VALIE EXPORT im Interview: „Wir brauchen die offenen Systeme“
Die Vorreiterin feministischer Kunst wird 80. Ein Gespräch über Kindheitserinnerungen, ideale Familien und den Weg zu mehr Freizügigkeit

 Sie führte ihren Mitstreiter Peter Weibel einst als Hund spazieren, konfrontierte Männer mit deren „Genitalpanik“ und schuf ein umfassendes Werk aus Filmen, Videos, Fotos und Installationen. Kommenden Sonntag wird VALIE EXPORT, eine der international einflussreichsten Künstlerinnen Österreichs, 80 Jahre alt.

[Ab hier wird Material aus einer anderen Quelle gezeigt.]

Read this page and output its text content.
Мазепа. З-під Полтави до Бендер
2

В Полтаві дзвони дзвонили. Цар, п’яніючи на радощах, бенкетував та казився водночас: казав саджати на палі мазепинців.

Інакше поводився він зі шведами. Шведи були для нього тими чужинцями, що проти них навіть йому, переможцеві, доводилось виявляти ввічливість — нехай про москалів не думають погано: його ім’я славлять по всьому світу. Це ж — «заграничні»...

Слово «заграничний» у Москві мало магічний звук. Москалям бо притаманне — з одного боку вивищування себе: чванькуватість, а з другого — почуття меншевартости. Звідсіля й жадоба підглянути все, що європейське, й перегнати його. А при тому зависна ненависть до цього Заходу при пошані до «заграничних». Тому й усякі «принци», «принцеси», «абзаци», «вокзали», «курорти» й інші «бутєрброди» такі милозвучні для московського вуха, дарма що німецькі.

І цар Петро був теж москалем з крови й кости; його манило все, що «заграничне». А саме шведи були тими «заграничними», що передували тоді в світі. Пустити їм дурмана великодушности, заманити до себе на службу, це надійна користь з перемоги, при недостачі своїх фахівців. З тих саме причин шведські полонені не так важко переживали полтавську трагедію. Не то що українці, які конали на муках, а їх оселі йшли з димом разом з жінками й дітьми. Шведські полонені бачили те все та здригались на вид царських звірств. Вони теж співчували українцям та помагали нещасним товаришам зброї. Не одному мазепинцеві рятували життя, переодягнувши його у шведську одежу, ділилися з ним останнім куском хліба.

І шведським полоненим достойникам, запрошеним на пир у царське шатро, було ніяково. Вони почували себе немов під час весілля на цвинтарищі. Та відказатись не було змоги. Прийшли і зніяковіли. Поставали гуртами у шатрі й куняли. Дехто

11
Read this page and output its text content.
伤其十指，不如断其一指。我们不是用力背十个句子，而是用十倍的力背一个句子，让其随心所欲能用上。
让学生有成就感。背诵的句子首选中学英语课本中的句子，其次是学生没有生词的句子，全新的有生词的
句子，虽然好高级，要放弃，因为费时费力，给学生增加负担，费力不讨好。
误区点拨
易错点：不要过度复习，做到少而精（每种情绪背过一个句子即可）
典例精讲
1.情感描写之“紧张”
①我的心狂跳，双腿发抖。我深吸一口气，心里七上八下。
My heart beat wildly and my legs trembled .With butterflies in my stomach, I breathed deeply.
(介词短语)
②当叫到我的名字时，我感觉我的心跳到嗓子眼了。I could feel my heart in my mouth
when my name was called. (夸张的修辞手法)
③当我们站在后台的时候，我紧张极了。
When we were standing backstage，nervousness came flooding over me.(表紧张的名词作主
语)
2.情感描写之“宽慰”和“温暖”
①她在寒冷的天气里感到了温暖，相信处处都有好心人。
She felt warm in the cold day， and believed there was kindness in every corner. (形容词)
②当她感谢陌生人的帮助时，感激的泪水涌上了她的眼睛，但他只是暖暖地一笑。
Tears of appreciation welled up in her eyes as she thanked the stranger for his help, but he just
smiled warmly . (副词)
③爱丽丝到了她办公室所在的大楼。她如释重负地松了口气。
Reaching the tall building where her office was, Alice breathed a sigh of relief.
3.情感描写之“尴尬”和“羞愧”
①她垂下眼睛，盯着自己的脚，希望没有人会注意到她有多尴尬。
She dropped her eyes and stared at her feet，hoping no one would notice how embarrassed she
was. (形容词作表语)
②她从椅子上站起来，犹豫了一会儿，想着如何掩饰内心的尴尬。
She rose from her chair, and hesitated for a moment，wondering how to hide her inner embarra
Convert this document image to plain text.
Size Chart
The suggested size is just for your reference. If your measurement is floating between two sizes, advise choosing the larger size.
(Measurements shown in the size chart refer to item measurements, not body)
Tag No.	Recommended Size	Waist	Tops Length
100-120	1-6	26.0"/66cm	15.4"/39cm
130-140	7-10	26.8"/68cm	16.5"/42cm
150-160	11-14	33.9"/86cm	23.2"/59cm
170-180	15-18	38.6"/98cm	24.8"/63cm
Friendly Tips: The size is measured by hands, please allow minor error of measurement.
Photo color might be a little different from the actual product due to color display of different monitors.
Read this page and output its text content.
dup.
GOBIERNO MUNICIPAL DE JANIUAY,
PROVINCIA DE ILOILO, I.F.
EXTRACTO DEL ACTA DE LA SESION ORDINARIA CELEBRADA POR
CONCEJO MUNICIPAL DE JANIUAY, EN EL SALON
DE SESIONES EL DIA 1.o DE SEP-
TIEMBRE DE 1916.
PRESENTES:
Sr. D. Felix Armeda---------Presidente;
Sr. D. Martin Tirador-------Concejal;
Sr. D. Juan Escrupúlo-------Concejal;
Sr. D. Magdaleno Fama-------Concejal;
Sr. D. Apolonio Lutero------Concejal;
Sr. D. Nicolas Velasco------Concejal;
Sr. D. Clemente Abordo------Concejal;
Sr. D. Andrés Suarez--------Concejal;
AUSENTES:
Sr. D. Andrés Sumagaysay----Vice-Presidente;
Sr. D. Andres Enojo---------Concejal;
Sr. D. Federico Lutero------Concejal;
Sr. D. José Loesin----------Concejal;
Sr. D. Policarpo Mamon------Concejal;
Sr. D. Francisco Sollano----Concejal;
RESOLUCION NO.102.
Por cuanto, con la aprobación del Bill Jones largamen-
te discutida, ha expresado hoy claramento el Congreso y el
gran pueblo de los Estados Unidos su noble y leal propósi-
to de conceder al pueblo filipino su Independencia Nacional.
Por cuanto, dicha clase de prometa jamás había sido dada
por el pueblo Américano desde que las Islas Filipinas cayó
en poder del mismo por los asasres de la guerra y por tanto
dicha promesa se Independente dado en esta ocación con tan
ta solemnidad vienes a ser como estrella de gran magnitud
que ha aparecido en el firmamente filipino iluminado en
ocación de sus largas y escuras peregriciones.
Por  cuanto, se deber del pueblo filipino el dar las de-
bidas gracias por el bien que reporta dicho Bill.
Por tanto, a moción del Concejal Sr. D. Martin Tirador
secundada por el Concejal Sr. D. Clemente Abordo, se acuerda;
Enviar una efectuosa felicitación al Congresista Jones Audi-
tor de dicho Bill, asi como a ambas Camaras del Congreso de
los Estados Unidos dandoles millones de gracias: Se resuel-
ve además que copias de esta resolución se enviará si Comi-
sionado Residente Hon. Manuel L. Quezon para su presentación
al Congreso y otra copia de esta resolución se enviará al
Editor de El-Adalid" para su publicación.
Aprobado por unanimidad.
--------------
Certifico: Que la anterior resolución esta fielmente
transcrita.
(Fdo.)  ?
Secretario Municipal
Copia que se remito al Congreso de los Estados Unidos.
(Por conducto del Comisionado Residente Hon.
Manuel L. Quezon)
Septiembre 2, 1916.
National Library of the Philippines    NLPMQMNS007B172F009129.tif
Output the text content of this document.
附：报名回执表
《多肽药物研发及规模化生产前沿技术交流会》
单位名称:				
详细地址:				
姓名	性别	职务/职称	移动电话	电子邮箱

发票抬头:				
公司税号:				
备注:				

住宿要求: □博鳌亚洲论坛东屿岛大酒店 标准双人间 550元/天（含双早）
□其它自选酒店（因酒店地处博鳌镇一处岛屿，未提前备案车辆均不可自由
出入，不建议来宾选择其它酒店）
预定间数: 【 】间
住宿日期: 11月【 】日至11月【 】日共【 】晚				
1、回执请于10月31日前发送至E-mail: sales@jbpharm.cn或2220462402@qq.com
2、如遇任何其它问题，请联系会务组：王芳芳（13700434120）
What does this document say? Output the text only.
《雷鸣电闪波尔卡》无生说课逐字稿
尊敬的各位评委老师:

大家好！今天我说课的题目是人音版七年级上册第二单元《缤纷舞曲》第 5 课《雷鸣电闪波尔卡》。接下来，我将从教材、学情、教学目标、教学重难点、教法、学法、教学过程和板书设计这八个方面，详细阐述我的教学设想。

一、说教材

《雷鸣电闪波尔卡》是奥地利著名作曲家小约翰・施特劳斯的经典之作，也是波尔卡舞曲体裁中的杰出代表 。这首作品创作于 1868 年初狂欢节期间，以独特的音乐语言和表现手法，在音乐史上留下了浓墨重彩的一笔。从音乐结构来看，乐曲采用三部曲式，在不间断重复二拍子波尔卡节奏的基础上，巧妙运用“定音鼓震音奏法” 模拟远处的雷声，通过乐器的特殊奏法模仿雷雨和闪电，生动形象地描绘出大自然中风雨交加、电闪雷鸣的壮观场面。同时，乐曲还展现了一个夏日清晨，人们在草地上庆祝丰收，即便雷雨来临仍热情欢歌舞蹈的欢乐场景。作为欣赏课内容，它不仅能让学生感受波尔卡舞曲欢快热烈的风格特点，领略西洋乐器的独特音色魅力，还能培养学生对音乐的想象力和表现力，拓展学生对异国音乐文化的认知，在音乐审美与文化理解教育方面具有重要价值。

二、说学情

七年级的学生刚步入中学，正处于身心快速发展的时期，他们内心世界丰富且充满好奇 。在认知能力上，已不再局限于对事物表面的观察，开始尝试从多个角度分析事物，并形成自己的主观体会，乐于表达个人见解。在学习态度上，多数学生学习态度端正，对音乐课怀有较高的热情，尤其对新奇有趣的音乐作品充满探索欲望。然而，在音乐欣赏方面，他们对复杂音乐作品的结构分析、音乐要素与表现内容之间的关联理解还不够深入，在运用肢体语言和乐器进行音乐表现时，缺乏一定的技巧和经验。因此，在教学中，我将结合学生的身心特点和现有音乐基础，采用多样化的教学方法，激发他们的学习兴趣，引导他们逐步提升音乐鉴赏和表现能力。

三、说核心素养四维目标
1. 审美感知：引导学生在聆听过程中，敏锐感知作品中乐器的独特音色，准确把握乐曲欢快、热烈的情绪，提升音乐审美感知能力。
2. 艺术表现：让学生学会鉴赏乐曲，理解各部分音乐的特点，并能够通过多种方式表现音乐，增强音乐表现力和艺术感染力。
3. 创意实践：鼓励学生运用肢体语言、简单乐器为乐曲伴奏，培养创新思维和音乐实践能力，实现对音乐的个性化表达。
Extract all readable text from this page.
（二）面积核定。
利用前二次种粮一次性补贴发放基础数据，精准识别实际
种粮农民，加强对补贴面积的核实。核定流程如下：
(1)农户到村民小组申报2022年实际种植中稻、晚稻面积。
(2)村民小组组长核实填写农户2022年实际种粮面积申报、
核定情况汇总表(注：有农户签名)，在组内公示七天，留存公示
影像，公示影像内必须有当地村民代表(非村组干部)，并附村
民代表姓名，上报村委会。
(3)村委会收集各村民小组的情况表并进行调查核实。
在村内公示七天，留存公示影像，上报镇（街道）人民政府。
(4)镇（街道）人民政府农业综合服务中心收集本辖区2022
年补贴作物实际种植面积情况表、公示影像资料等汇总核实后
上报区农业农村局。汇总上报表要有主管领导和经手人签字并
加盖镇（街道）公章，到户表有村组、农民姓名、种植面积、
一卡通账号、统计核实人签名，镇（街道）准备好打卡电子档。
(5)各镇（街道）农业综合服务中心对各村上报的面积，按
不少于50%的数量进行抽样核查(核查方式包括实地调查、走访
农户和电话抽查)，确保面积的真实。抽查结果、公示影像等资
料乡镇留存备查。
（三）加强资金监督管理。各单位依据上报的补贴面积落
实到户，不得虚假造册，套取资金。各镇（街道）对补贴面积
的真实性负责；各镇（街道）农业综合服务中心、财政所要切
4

KURIER: Sie haben in Ihren Aktionen und Installationen oft das Thema des öffentlichen Raums behandelt. Wie nehmen Sie die Transformation dieses Raums wahr, die jetzt vor sich geht?

VALIE EXPORT: Derzeit ist der kleine, geschlossene Raum das, was wir aufsuchen sollen und wo wir bleiben sollen. Aber wir sind eine breite Gesellschaft, wir brauchen auch die offenen Systeme. Es ist immer auch schon so gewesen, dass wir uns diese Räume langsam erarbeitet haben.

Bei Ihren Aktionen, in denen Sie sich an Gebäudeteile anschmiegten, ging es auch um Machtstrukturen, die den Stadtraum bestimmen. Wie repressiv oder offen empfinden Sie speziell Wien heute im Vergleich zu damals?

Natürlich hat sich die Stadt mehr geöffnet. Interessante Neubauten haben wir in Wien und Umgebung aber kaum. Was meine „Körperkonfigurationen“ angeht, so schaut das zwar oft wie ein Anschmiegen aus – aber es war eine Erweiterung, Zuordnung oder Einordnung. Es gibt etwa eine Arbeit mit einem rot aufgemalten runden Gehsteig (Bild). Im Krieg, als ich ein kleines Kind war, da war die Stadt total abgedunkelt, und wenn wir zum Bunker gelaufen sind, gab es bei den Gehsteigen Zeichen, die mit phosphoreszierender Farbe aufgemalt waren. Wenn man eine Taschenlampe hatte, sah man dann, dass da ein Gehsteig oder ein Loch war. Das habe ich dann mit dem Rot nachvollzogen.